Por trás da Notícia
É assim que o futebol é visto por muita gente. Aliás, quanto mais velho se fica, a tendência de se analisar o esporte assim vai ficando maior. Quando o cara vira político, então, fica ainda mais difícil levar a sério aquela paixão que tanta gente tem pelo futebol.
Pode não parecer à primeira vista, mas esse ditado expressa o porquê de a justiça desportiva de futebol do Brasil ser como é: contraditória, subjetiva e subserviente a interesses escusos. Basta ver que as punições mais severas são aplicadas em escala inversamente proporcional ao "tamanho" do time. Quanto menor, maiores as penas, e vice-versa.
Estive na segunda-feira passada em uma audiência pública na sede da OAB do Paraná, aqui em Curitiba, cujo tema era a reforma do Código Brasileiro de Justiça Desportiva, que traz as regras de organização e disciplina do esporte em geral.
Sou advogado, mas não fui em tal condição. Fui como torcedor, como editor deste site, como alguém (ainda) idealista que não vê na justiça desportiva um filão para ganhar dinheiro, mas sim um esgoto pútrido onde alguns oportunistas aproveitam para brincar de serem juízes ou promotores, nas controversas figuras do auditor e do procurador, respectivamente.
A estrutura atual da justiça desportiva do Brasil é uma piada. Pode servir para esportes que não envolvam tanto dinheiro e interesse, mas jamais para o futebol. Explico: a justiça desportiva, ao contrário do Poder Judiciário, é privada, e não estatal. É mantida pelas federações e confederações. Não existe concurso público, não existe remuneração (pelo menos não formalmente). Ou seja, quem está lá é tão voluntário quanto nós do site COXAnautas, com a diferença que mexem com interesses relacionados a milhões de reais (principalmente no Superior Tribunal de Justiça Desportiva, já que nos TJDs dos estados a realidade é realmente mais humilde) e sem a mesma responsabilidade que, modéstia à parte, nos norteia.
Voltando à audiência pública, na ocasião me manifestei publicamente levando as sugestões que tinha a apresentar. Falei sobre a falta de previsão do instituto da suspeição* no CBJD, de concurso público, de remuneração, comentei que os debates estavam sendo muito focados nas medidas disciplinares, ignorando as regras de organização.
Após minhas considerações, o auditor do STJD Alexandre Hellender Quadros, paranaense e torcedor do time da Baixada, comentou brevemente minha exposição, dizendo que para aplicar as mudanças que eu sugeria era preciso alterar a Lei Pelé, não apenas o CBJD - que é um regulamento do Conselho Nacional do Esporte voltado a trazer as disposições específicas previstas na Lei Federal; coisas de legisladores, enfim. O auditor, contudo, não comentou o que eu falei sobre vontade política para realizar tais alterações, limitando-se a impor um empecilho para elas.

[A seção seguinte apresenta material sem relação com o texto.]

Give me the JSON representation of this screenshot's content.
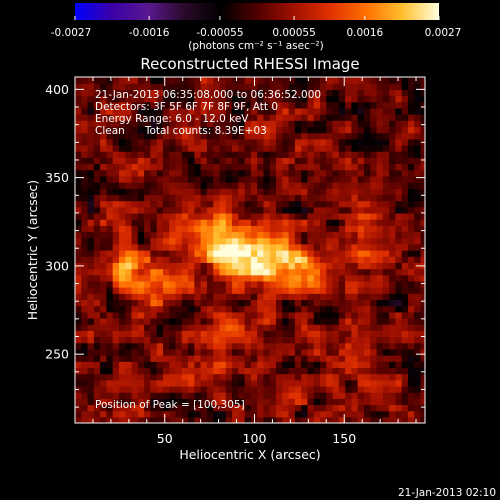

Depois do Alexandre, o procurador-geral do STJD Paulo Schmitt falou também que as questões do concurso público e da remuneração se aplicariam no "mundo ideal", mas eram impossíveis dentro da atual realidade da justiça desportiva (Nota do Editor: pobre CBF, não tem dinheiro para reorganizar a justiça desportiva, nem poder político para promover as necessárias mudanças; seria isso ou falta de vontade de moralizar o esporte fora das quatro linhas?). Curiosamente Schmitt, que também é torcedor do A. Paranaense, não comentou o que eu falei sobre suspeição.
Nesta quinta-feira, lendo notícias sobre esporte, tive a confirmação do motivo que o levou a não fazê-lo. A ausência de previsão da suspeição permite que se mantenha o protecionismo dos auditores/procuradores-torcedores, coberto sob o manto da subjetividade das decisões, que variam muito de critérios de uma Comissão Disciplinar para a outra. O julgamento do Coritiba ignorando ausência de relato em súmula contraposto com a eventual denúncia do A. Paranaense estritamente baseada na súmula mostra isso.
Seguirei sendo um crítico dessa estrutura falida da "justiça" desportiva (permitam-me as aspas). Tentei fazer a minha parte, mas fui até criticado por colegas de profissão naquela noite, na OAB. Essencialmente aqueles que vivem desse ramo, e não enxergam que mudanças em direção a uma maior segurança jurídica seria boa até para os advogados. É uma pena.
* Suspeição – Situação, expressa em lei, que impede os juízes, representantes do Ministério Público, advogados, serventuários ou qualquer outro auxiliar da Justiça de, em certos casos, funcionarem no processo em que ela ocorra, em face da dúvida de que não possam exercer suas funções com a imparcialidade ou independência que lhes competem.